Il progetto "Nevermind": nanovettori per migliorare le terapie
Le persone affette da disturbi neurologici sono aumentate notevolmente negli ultimi 25 anni e alcune tra le malattie neurodegenerative e i tumori cerebrali più gravi hanno cure purtroppo ancora scarsamente efficaci. Nella ricerca di migliori terapie contro patologie come l’Alzheimer o il glioblastoma non c’è solo la sfida di sviluppare farmaci più efficaci. È anche necessario migliorare la capacità di raggiungere con questi farmaci le aree cerebrali coinvolte nei processi infiammatori alla base delle patologie.

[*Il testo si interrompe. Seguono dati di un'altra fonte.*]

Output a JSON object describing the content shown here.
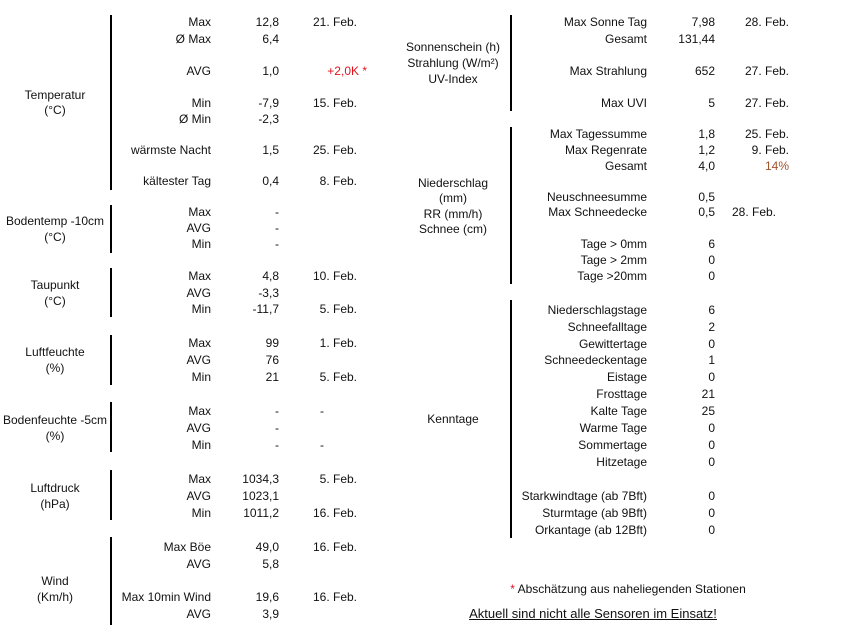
{
  "left_groups": [
    {
      "label": [
        "Temperatur",
        "(°C)"
      ],
      "rows": [
        {
          "label": "Max",
          "value": "12,8",
          "date": "21. Feb."
        },
        {
          "label": "Ø Max",
          "value": "6,4"
        },
        {
          "label": "AVG",
          "value": "1,0",
          "note": "+2,0K *"
        },
        {
          "label": "Min",
          "value": "-7,9",
          "date": "15. Feb."
        },
        {
          "label": "Ø Min",
          "value": "-2,3"
        },
        {
          "label": "wärmste Nacht",
          "value": "1,5",
          "date": "25. Feb."
        },
        {
          "label": "kältester Tag",
          "value": "0,4",
          "date": "8. Feb."
        }
      ]
    },
    {
      "label": [
        "Bodentemp -10cm",
        "(°C)"
      ],
      "rows": [
        {
          "label": "Max",
          "value": "-"
        },
        {
          "label": "AVG",
          "value": "-"
        },
        {
          "label": "Min",
          "value": "-"
        }
      ]
    },
    {
      "label": [
        "Taupunkt",
        "(°C)"
      ],
      "rows": [
        {
          "label": "Max",
          "value": "4,8",
          "date": "10. Feb."
        },
        {
          "label": "AVG",
          "value": "-3,3"
        },
        {
          "label": "Min",
          "value": "-11,7",
          "date": "5. Feb."
        }
      ]
    },
    {
      "label": [
        "Luftfeuchte",
        "(%)"
      ],
      "rows": [
        {
          "label": "Max",
          "value": "99",
          "date": "1. Feb."
        },
        {
          "label": "AVG",
          "value": "76"
        },
        {
          "label": "Min",
          "value": "21",
          "date": "5. Feb."
        }
      ]
    },
    {
      "label": [
        "Bodenfeuchte -5cm",
        "(%)"
      ],
      "rows": [
        {
          "label": "Max",
          "value": "-",
          "extra": "-"
        },
        {
          "label": "AVG",
          "value": "-"
        },
        {
          "label": "Min",
          "value": "-",
          "extra": "-"
        }
      ]
    },
    {
      "label": [
        "Luftdruck",
        "(hPa)"
      ],
      "rows": [
        {
          "label": "Max",
          "value": "1034,3",
          "date": "5. Feb."
        },
        {
          "label": "AVG",
          "value": "1023,1"
        },
        {
          "label": "Min",
          "value": "1011,2",
          "date": "16. Feb."
        }
      ]
    },
    {
      "label": [
        "Wind",
        "(Km/h)"
      ],
      "rows": [
        {
          "label": "Max Böe",
          "value": "49,0",
          "date": "16. Feb."
        },
        {
          "label": "AVG",
          "value": "5,8"
        },
        {
          "label": "Max 10min Wind",
          "value": "19,6",
          "date": "16. Feb."
        },
        {
          "label": "AVG",
          "value": "3,9"
        }
      ]
    }
  ],
  "right_groups": [
    {
      "label": [
        "Sonnenschein (h)",
        "Strahlung (W/m²)",
        "UV-Index"
      ],
      "rows": [
        {
          "label": "Max Sonne Tag",
          "value": "7,98",
          "date": "28. Feb."
        },
        {
          "label": "Gesamt",
          "value": "131,44"
        },
        {
          "label": "Max Strahlung",
          "value": "652",
          "date": "27. Feb."
        },
        {
          "label": "Max UVI",
          "value": "5",
          "date": "27. Feb."
        }
      ]
    },
    {
      "label": [
        "Niederschlag",
        "(mm)",
        "RR  (mm/h)",
        "Schnee (cm)"
      ],
      "rows": [
        {
          "label": "Max Tagessumme",
          "value": "1,8",
          "date": "25. Feb."
        },
        {
          "label": "Max Regenrate",
          "value": "1,2",
          "date": "9. Feb."
        },
        {
          "label": "Gesamt",
          "value": "4,0",
          "note": "14%"
        },
        {
          "label": "Neuschneesumme",
          "value": "0,5"
        },
        {
          "label": "Max Schneedecke",
          "value": "0,5",
          "date2": "28. Feb."
        },
        {
          "label": "Tage > 0mm",
          "value": "6"
        },
        {
          "label": "Tage > 2mm",
          "value": "0"
        },
        {
          "label": "Tage >20mm",
          "value": "0"
        }
      ]
    },
    {
      "label": [
        "Kenntage"
      ],
      "rows": [
        {
          "label": "Niederschlagstage",
          "value": "6"
        },
        {
          "label": "Schneefalltage",
          "value": "2"
        },
        {
          "label": "Gewittertage",
          "value": "0"
        },
        {
          "label": "Schneedeckentage",
          "value": "1"
        },
        {
          "label": "Eistage",
          "value": "0"
        },
        {
          "label": "Frosttage",
          "value": "21"
        },
        {
          "label": "Kalte Tage",
          "value": "25"
        },
        {
          "label": "Warme Tage",
          "value": "0"
        },
        {
          "label": "Sommertage",
          "value": "0"
        },
        {
          "label": "Hitzetage",
          "value": "0"
        },
        {
          "label": "Starkwindtage (ab 7Bft)",
          "value": "0"
        },
        {
          "label": "Sturmtage (ab 9Bft)",
          "value": "0"
        },
        {
          "label": "Orkantage (ab 12Bft)",
          "value": "0"
        }
      ]
    }
  ],
  "footnote": {
    "asterisk": "*",
    "text": " Abschätzung aus naheliegenden Stationen"
  },
  "notice_link": "Aktuell sind nicht alle Sensoren im Einsatz!",
  "colors": {
    "note_red": "#e0141e",
    "note_brown": "#a0522d"
  }
}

Un’azione a cui si oppone la barriera emato-encefalica, struttura biologica di difesa che circonda il nostro cervello e ha la funzione di selezionare le sostanze autorizzate a penetrarlo, impedendo l’ingresso di elementi nocivi presenti nel sangue. Un muro difensivo prezioso e complesso, che in caso di malattia finisce però per ostacolare il rilascio del farmaco nel sistema nervoso centrale.
Ricercatori italiani puntano ora a sviluppare una nuova generazione di nanovettori ingegnerizzati, in grado di superare la barriera e rilasciare i principi attivi in modo selettivo mediante recettori.
È questo l’obiettivo del progetto Nevermind (“Nuove frontiere nello sviluppo di nanofarmaci per il miglioramento dell’efficacia e della sicurezza terapeutica nelle patologie neurologiche”), finanziato dalla Fondazione Regionale per la Ricerca Biomedica (FRRB) e coordinato dalla dottoressa Marzia Bedoni, responsabile del Laboratorio di Nanomedicina e Biofotonica Clinica dell’Irccs Don Gnocchi di Milano.
Il progetto, che vede coinvolti anche l’Irccs Istituto Clinico Humanitas, l’Irccs Ospedale San Raffaele, l’Università degli Studi di Milano e l’Università degli Studi di Milano-Bicocca, parte da alcuni principi attivi che hanno già dimostrato la loro efficacia a livello cellulare, senza però riuscire a raggiungere i livelli terapeutici desiderati. L’incapsulamento di tali molecole all’interno di un nanovettore di nuova concezione dovrà dimostrare, in test preclinici su modelli sperimentali, se sia possibile sfruttarne meglio le caratteristiche curative. I ricercatori stanno lavorando sia con cellule di soggetti sani che malati, così da poter indagare eventuali modificazioni genetiche correlate all’insorgenza delle patologie, in particolare la malattia di Alzheimer, che possono influenzare la risposta dell’organismo alla terapia.
I Centri coinvolti nel progetto hanno una lunga esperienza nella presa in carico e nella cura di persone con patologie neurologiche e i loro ricercatori uniscono ora le forze con i partner universitari per identificare una strategia comune al fine di mettere a punto terapie più efficaci per regalare nuove speranze ai pazienti e alle loro famiglie.